Experimental and Simulative Friction Analysis of a Fired Passenger Car Diesel Engine with Focus on the Cranktrain

The CO₂ reduction required by legislation represents a major challenge to the OEMs now and in the future. The use of fuel consumption saving potentials of friction-causing engine components can make a significant contribution. Boundary potential aspects of a combustion engine offer a good opportunity for estimating fuel consumption potentials. As a result, the focus of development is placed on components with great saving potentials. Friction investigations using the motored method are still state of the art. The disadvantages using this kind of friction measurement method are incorrect engine operating conditions like cylinder pressure, piston and liner temperatures, piston secondary movement and warm deformations which can lead to incorrect measurement results compared to a fired engine. In the past, two friction measurement methods came up, the so called floating liner method and a motored friction measurement with external charging. Both methods are getting closer to realistic engine load and thermal distortion, nevertheless there are still shortcomings.

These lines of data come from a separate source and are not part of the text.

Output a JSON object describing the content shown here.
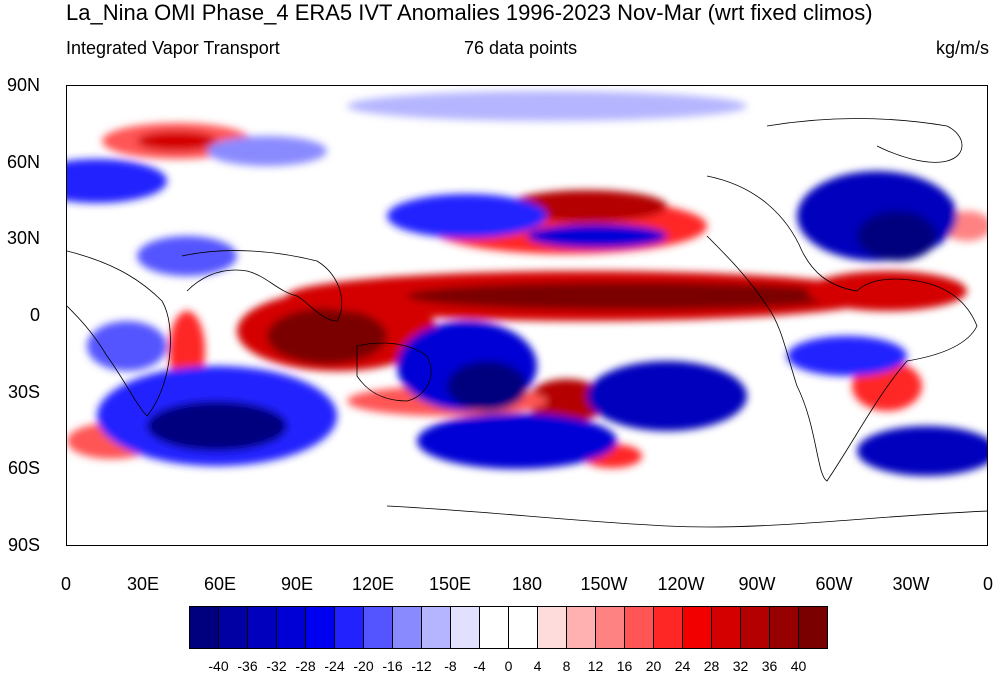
{
  "title": "La_Nina OMI Phase_4 ERA5 IVT Anomalies 1996-2023 Nov-Mar (wrt fixed climos)",
  "subtitle_left": "Integrated Vapor Transport",
  "subtitle_center": "76 data points",
  "subtitle_right": "kg/m/s",
  "lat_ticks": [
    "90N",
    "60N",
    "30N",
    "0",
    "30S",
    "60S",
    "90S"
  ],
  "lon_ticks": [
    "0",
    "30E",
    "60E",
    "90E",
    "120E",
    "150E",
    "180",
    "150W",
    "120W",
    "90W",
    "60W",
    "30W",
    "0"
  ],
  "colorbar": {
    "labels": [
      "-40",
      "-36",
      "-32",
      "-28",
      "-24",
      "-20",
      "-16",
      "-12",
      "-8",
      "-4",
      "0",
      "4",
      "8",
      "12",
      "16",
      "20",
      "24",
      "28",
      "32",
      "36",
      "40"
    ],
    "colors": [
      "#00007f",
      "#0000a3",
      "#0000bd",
      "#0000d6",
      "#0000f0",
      "#2222ff",
      "#5555ff",
      "#8a8aff",
      "#b5b5ff",
      "#e1e1ff",
      "#ffffff",
      "#ffffff",
      "#ffdcdc",
      "#ffb0b0",
      "#ff8282",
      "#ff5555",
      "#ff2626",
      "#f20000",
      "#d40000",
      "#b40000",
      "#960000",
      "#7a0000"
    ]
  }
}
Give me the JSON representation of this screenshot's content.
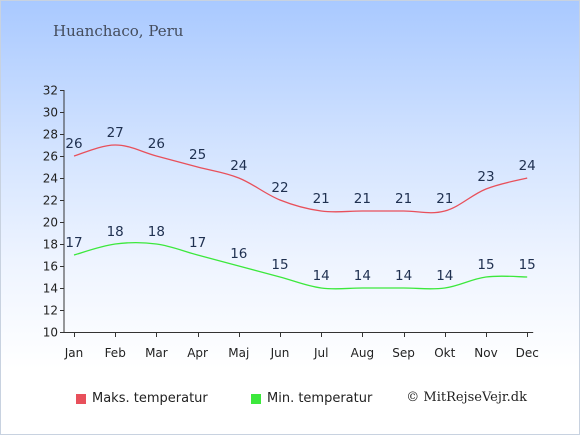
{
  "location": "Huanchaco, Peru",
  "credit": "© MitRejseVejr.dk",
  "colors": {
    "max": "#e8505b",
    "min": "#3ce83c"
  },
  "chart_data": {
    "type": "line",
    "categories": [
      "Jan",
      "Feb",
      "Mar",
      "Apr",
      "Maj",
      "Jun",
      "Jul",
      "Aug",
      "Sep",
      "Okt",
      "Nov",
      "Dec"
    ],
    "series": [
      {
        "name": "Maks. temperatur",
        "values": [
          26,
          27,
          26,
          25,
          24,
          22,
          21,
          21,
          21,
          21,
          23,
          24
        ]
      },
      {
        "name": "Min. temperatur",
        "values": [
          17,
          18,
          18,
          17,
          16,
          15,
          14,
          14,
          14,
          14,
          15,
          15
        ]
      }
    ],
    "yticks": [
      10,
      12,
      14,
      16,
      18,
      20,
      22,
      24,
      26,
      28,
      30,
      32
    ],
    "ylim": [
      10,
      32
    ],
    "grid": false,
    "legend_position": "bottom-left"
  }
}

The floating liner method can only be used with great effort on a single cylinder research engine with cylinder pressure limitation. Using the motored method with external charging, cylinder pressure maxima can be reached, but with incorrect piston and liner temperature and an incorrect phasing of the cylinder pressure curve. In this paper a newly developed friction measurement method which allows a detailed strip down of a fired diesel engine for a complete engine map is used for the measurements. With this method the total friction can be divided into shares of the coolant pump, belt drive, oil pump, balance shafts, cranktrain, high-pressure pump and valve train. The measurement method was tested and verified with a state-of-the-art 3-cylinder diesel engine for passenger cars. The experimental results are presented in this paper. Furthermore the influence of different cylinder liner honings on the cranktrain friction was analyzed and compared in legislation cycle relevant engine operating points.

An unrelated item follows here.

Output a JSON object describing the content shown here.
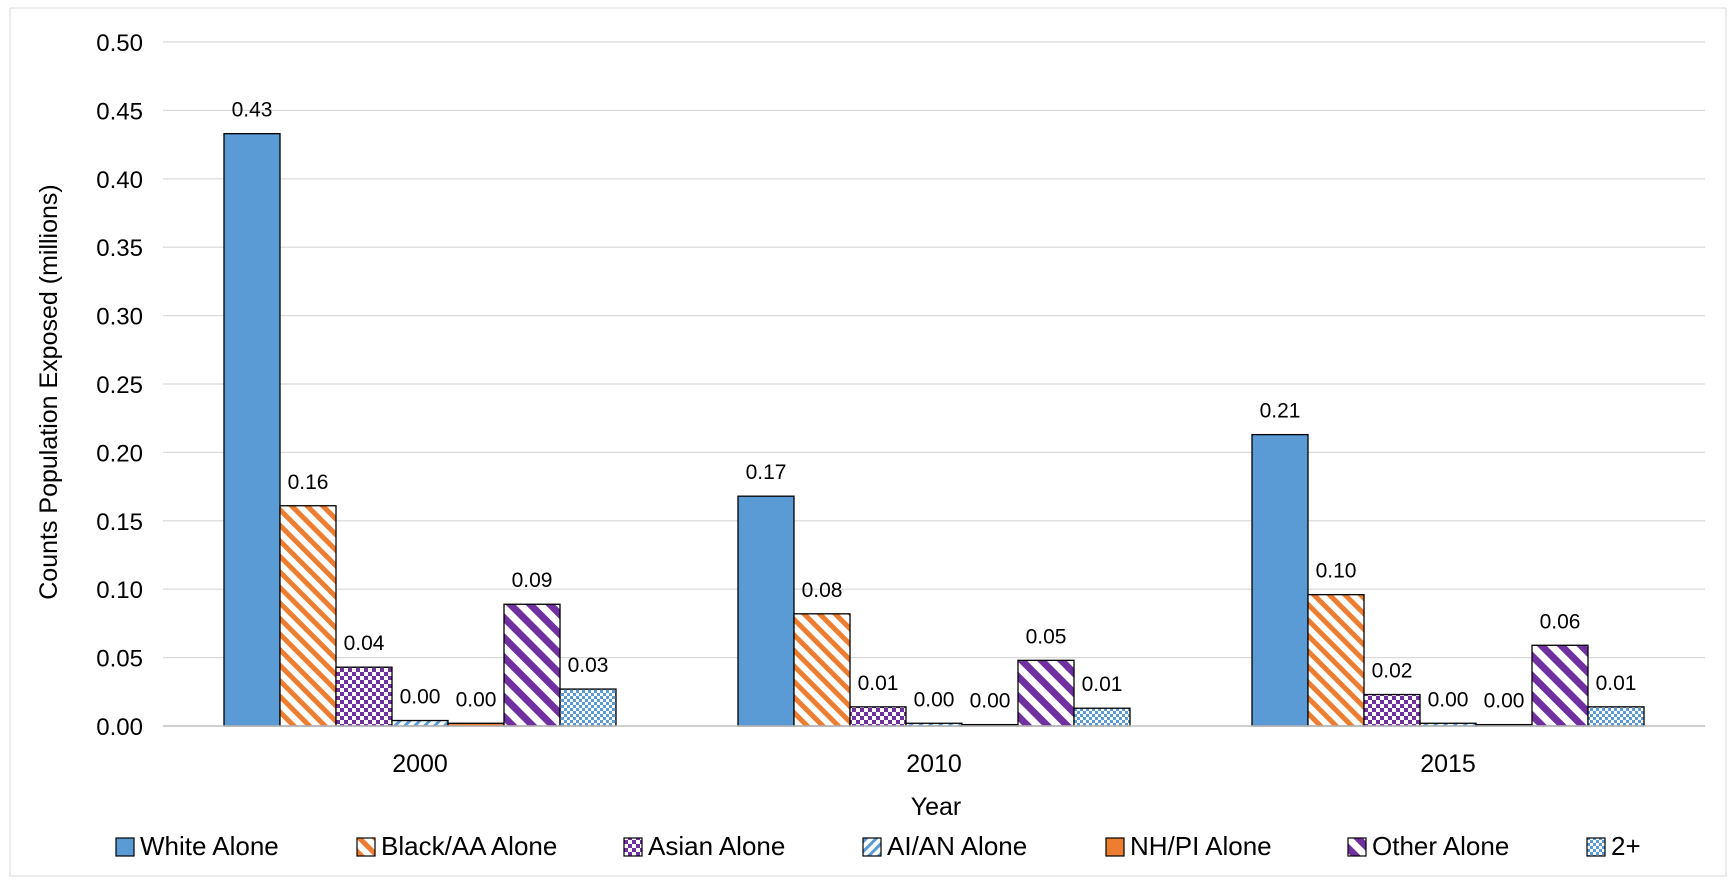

The second part of the paper deals with friction simulation. The simulation model used is an EHD (elastohydrodynamic) model to simulate the friction in the contact area between piston skirt and cylinder liner using the AVL software Excite Power Unit. The simulation model was parameterized with detailed input data such as surface roughness, piston and cylinder liner geometry, cold and warm deformations of piston skirt and cylinder liner, cylinder pressure and oil data. Using the EHD simulation model, basic relations of various parameters affecting the piston skirt friction can be investigated. Finally a friction optimized combination of piston skirt and cylinder liner geometry was investigated and analyzed in detail. The combination of EHD simulation and experimental results using the new friction measuring method allows a detailed estimation of CO₂ saving potentials resulting from friction reduction measures.